I've recently been working with some data that requires multi-indexing for manipulation and have had more than enough head-scratching moments. So here is my write-up of lessons learned that can be returned to anytime so I don't have to learn all these lessons again.

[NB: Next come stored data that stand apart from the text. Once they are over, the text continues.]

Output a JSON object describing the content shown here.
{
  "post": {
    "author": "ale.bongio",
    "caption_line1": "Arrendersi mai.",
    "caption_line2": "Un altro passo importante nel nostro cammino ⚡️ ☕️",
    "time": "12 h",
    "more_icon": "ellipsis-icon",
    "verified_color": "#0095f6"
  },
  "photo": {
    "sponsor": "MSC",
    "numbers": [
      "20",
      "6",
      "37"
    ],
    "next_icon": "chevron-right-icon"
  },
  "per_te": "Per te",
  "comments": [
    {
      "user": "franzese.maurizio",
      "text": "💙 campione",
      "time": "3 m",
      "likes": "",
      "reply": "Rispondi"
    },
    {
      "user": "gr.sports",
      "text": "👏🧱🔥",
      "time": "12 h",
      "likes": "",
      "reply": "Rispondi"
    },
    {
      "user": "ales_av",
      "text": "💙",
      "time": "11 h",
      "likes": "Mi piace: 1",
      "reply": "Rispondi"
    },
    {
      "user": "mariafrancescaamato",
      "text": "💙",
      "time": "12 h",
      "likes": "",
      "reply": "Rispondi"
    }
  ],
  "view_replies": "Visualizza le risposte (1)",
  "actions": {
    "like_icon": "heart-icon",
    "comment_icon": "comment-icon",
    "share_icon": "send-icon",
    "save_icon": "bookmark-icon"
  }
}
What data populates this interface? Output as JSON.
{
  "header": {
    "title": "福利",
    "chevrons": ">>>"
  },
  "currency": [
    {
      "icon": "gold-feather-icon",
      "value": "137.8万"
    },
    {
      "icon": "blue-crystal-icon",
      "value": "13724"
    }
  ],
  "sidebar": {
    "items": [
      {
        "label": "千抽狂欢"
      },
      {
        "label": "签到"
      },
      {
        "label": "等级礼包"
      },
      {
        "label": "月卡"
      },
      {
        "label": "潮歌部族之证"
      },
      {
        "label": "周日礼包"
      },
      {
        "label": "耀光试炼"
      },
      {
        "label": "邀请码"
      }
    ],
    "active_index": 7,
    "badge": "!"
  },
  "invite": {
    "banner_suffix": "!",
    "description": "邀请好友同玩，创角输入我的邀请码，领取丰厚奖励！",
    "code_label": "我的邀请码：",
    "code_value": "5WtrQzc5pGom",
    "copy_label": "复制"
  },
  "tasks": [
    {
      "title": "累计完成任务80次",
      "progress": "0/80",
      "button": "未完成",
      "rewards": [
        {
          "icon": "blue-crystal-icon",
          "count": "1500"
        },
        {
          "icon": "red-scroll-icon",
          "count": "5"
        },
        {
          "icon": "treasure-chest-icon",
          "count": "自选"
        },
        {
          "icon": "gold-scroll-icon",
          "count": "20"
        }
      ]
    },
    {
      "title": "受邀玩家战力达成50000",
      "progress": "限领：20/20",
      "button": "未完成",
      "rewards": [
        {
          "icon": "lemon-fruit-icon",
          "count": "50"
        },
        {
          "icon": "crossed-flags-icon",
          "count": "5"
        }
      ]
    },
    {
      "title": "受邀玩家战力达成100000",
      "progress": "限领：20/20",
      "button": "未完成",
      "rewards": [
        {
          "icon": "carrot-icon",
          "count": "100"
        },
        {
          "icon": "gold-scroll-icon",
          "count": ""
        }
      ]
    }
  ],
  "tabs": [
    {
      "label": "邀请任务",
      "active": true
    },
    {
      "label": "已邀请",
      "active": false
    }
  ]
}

First I'll generate a simple DataFrame with a two-layered multi-index. Then I'll perform some grouping, joining, and reindexing manipulations that I've needed during my project.

In [2]:
arrays = [np.array(['A', 'A', 'A', 'B', 'B', 'C', 'C', 'C', 'D']),
          np.array(['1', '2', '3', '1', '2', '1', '2', '3', '1'])]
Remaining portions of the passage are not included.